The researchers looked at official health and education data, such as the National Family Health Survey, to estimate the long-term health effects specifically, adult cancer rates and disability and educational attainment of people who were exposed to the leaking gas in the womb or as children in 1984 .

They also used data to examine the health effects of exposure to the event among 47,817 people aged 15-49 living in Madhya Pradesh in 2015-16, as well as socio-economic data on 13,369 men born between 1960 and 1990. The data also included 1,260 people born between 1981 and 1985 to women who lived within 250 km of Bhopal.

“Our analysis of the results showed that the gas leak had long-term intergenerational effects, showing that men who were in utero at the time and whose mothers lived near Bhopal were more likely to have a disability that affected their employment 15 years later,” said co-author study by Anita Raj, a professor in the departments of medicine and educational studies at UC San Diego.

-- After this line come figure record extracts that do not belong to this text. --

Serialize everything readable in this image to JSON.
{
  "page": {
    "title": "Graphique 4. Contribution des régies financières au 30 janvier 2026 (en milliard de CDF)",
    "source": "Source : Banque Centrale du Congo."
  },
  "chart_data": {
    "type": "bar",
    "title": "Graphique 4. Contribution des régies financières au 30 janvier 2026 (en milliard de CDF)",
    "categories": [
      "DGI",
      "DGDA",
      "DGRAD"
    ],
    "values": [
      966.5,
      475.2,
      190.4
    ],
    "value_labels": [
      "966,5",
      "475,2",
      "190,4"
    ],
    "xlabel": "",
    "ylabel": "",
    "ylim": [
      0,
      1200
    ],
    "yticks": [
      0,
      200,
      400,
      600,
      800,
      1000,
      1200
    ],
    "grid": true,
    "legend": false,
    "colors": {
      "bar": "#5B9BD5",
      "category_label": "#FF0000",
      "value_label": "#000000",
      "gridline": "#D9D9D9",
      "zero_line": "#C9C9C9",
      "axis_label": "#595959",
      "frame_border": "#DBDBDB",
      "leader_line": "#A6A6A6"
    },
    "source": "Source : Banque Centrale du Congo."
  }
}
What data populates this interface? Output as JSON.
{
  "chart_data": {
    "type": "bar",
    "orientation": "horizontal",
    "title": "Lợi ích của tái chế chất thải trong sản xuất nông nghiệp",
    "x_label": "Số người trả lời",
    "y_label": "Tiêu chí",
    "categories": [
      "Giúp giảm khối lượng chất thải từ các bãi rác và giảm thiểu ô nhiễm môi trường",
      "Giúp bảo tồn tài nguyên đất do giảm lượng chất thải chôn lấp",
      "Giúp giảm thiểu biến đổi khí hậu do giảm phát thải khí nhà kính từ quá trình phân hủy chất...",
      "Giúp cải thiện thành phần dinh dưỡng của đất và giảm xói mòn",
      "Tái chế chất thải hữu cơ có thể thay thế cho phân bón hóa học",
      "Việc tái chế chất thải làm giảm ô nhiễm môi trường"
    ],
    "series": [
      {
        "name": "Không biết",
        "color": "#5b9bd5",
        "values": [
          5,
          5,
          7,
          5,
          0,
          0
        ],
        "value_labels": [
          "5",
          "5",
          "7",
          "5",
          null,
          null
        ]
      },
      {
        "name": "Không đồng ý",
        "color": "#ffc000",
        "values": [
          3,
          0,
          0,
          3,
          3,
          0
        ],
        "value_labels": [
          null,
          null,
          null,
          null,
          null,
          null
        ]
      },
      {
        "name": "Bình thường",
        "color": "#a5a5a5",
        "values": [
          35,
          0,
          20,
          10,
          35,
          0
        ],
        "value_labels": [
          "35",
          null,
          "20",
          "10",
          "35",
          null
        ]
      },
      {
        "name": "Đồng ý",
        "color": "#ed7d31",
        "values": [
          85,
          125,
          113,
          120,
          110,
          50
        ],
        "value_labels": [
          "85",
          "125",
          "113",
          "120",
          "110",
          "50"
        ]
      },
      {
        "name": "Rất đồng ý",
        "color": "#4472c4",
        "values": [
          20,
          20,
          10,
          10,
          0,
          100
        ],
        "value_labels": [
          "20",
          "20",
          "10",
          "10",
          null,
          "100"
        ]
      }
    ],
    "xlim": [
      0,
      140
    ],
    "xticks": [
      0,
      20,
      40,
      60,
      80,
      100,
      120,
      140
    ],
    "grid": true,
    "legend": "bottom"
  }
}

“They also had eight times the risk of cancer and lower educational attainment more than 30 years later compared to adults who were born before or after the disaster and lived further from Bhopal,” Raj said.

The researchers also found changes in the sex ratio of children born in 1985, suggesting an effect of the event up to 100 km from the accident.

Women who lived within 100 km of Bhopal experienced a relative decline in male births compared to women in the 1985 cohort – 64 per cent of babies born between 1981 and 1984 were male, the proportion falling to 60 per cent in 1985 – while women living above 100 km had no difference in sex ratio between the 1981–1984 and 1985 groups.

The researchers said the study had some limitations in that the people included would have been exposed to the dangerous gas over a wide range, and the calculations could have been affected by migration and mortality.